On examination of the SEM micrographs of the indented samples, a wide range of breakage behaviour was observed for the drug substances examined. Figure 2 shows the indentation of compound A. Plastic deformation during the process has left a clear impression of the indenter. From two of the three corners of the indent a crack can be seen, a third crack began midway along one side of the indent. Once these cracks were initiated, the material fractured very easily. At the other extreme, compound B was found not to fracture under the load conditions employed in this study. As Figure 3 shows, a clear indentation impression can be seen with a small quantity of microtears in the centre of the indent. Also a small quantity of material was seen to have built-up around the edges of the indent, known as pile-up. Both of these features are typical of the occurrence of plastic deformation.
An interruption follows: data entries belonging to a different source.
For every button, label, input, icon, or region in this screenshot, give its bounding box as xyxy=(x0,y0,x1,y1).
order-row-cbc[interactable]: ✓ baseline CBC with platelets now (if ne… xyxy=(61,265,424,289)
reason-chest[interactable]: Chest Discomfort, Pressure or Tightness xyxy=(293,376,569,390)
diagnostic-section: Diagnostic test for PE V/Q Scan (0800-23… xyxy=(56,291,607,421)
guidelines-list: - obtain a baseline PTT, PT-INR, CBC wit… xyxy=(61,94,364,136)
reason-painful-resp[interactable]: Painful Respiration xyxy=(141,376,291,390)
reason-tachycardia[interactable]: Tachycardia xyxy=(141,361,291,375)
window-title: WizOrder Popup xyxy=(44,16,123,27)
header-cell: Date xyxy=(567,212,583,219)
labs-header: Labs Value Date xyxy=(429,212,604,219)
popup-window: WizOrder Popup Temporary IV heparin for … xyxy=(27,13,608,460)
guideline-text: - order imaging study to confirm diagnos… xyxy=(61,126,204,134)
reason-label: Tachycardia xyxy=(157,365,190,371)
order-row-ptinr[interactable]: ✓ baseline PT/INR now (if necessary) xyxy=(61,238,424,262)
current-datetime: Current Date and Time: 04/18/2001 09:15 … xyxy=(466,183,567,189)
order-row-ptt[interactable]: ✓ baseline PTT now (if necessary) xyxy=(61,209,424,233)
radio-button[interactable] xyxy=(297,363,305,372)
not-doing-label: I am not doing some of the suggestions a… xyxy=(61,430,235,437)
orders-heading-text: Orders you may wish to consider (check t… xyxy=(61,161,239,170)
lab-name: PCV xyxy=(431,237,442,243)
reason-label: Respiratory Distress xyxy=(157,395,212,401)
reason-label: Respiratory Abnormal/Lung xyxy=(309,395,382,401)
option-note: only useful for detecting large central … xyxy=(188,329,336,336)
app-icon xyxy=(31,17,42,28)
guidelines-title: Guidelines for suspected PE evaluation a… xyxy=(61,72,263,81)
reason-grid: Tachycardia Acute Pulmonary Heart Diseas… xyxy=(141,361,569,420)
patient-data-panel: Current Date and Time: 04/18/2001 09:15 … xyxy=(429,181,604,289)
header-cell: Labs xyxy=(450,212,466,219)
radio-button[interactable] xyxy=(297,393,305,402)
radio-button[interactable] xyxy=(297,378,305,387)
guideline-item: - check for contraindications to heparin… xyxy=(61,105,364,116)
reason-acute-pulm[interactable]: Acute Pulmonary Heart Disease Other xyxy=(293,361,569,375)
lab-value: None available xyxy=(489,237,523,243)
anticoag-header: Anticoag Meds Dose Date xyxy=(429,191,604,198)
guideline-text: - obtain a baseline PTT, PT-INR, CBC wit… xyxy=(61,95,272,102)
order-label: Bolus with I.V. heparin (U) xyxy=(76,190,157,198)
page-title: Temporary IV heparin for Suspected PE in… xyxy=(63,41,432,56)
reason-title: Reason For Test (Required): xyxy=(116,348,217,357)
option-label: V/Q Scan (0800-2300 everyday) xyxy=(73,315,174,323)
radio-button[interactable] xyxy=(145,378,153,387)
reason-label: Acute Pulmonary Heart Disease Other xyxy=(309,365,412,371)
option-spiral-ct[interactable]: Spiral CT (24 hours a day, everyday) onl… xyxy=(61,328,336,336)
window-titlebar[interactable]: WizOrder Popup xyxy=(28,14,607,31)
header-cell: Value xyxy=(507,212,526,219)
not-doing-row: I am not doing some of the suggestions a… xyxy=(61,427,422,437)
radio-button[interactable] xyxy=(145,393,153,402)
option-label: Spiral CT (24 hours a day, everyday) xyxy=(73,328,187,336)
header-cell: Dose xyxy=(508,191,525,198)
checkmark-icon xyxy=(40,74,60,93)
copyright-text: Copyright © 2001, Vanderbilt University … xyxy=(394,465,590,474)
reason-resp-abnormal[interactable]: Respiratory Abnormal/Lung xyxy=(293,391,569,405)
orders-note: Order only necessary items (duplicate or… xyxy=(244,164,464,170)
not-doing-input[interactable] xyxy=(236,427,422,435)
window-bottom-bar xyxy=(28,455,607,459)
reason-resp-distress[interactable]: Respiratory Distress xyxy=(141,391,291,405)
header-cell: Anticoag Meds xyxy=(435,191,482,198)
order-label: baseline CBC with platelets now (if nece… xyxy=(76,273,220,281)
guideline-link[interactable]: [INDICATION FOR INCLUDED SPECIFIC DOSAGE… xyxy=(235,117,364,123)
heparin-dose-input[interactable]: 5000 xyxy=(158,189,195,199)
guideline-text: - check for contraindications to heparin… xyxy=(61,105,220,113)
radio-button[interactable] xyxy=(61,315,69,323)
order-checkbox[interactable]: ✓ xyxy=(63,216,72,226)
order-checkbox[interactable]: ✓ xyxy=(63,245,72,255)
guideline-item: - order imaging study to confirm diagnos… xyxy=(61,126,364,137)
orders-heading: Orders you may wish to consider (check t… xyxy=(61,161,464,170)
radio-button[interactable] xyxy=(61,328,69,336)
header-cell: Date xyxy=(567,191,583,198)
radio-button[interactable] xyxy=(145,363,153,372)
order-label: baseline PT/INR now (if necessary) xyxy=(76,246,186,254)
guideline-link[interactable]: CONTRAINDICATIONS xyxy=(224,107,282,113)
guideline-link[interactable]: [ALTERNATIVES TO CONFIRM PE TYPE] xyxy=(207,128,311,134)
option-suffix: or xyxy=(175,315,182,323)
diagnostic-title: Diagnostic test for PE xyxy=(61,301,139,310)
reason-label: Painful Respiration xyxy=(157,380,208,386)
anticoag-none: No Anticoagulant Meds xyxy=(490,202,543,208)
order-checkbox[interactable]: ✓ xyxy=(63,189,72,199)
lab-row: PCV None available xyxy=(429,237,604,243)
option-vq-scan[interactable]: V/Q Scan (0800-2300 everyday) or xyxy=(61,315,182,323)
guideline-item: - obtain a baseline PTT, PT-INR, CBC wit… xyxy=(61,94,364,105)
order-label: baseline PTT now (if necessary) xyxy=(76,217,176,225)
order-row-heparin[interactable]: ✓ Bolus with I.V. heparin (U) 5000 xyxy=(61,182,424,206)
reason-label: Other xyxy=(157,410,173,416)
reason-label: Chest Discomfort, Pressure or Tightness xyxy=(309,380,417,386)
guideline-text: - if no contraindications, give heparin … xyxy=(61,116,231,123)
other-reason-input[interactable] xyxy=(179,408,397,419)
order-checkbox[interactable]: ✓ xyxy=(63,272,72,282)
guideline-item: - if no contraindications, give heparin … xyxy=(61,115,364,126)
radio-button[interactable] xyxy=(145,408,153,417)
Figure 1: Schematic of Nanotester 600.

Predicting milling behaviour

The brittleness indices indicated that compound A was very brittle and easy to mill, whereas compound B, which showed no sign of fracture, was the least brittle. The importance of using the brittleness index is highlighted by a comparison between compounds A and C. On the basis of the fracture toughness values alone (0.019 MPa m

1/2

and 0.02 MPa m

1/2

respectively) it would be assumed that the two compounds would show similar breakage propensity. When the plasticity of the materials was taken into account, as part of the brittleness index, this was not the case. The much lower hardness value for compound C, compared with compound A, suggests a greater amount of plastic deformation took place as a result of the applied stress.

Table II provides a comparison between the brittleness indices and the size reduction ratios determined from the milling trials. A correlation between the two sets of data was observed, which may have the potential to classify materials with respect to their milling behaviour. The results can be clearly divided into three categories of difficulty, which can then be related to preferred mill type. Category one would be materials easy to break and are likely to be suitable for hammer milling. Category two would be moderate materials, which require more energetic milling to reach a suitable particle size reduction, in such cases air-classifying mills would be favoured. The final category would be those compounds that are difficult to mill and these compounds would generally require jet milling.

Figure 2: SEM micrograph of compound A at 32000 magnification.

Summary

The brittleness index has been identified as a breakage parameter, which correlates to bulk milling behaviour and measured using a nanoindentation technique. The results indicate that particle size reduction from pilot-scale milling trials could be related to the brittleness index. Hence, the brittleness index determined from crystal experiments can be employed to provide a guide to the most suitable mill type for a material. Whilst this technique is promising, other factors such as particle size and shape should be considered, as these may have a strong influence on the choice of a suitable mill.

References

1. B.R. Lawn and D.B. Marshall, "Hardness, Toughness, and Brittleness: An Indentation Analysis,"

J. Am. Ceram. Soc.

62

(7-8), 347-350 (1979).

2. W.C. Oliver and G.M. Pharr, "An Improved Technique for Determining Hardness and Elastic Modulus Using Load and Displacement Sensing Indentation Experiments," J. Mater. Res. 7 (6), 1564-1583 (1992).

3. G.R. Anstis et al., "A Critical Evaluation of Indentation Techniques for Measuring Fracture Toughness: I. Direct Crack Measurements," J. Am. Ceram. Soc.64 (9), 533-538 (1981).

4. R.D. Dukino and M.V. Swain, "Comparative Measurement of Indentation Fracture Toughness with Berkovich and Vickers Indenters," J. Am.Ceram.Soc.75 (12), 3299-3304 (1992).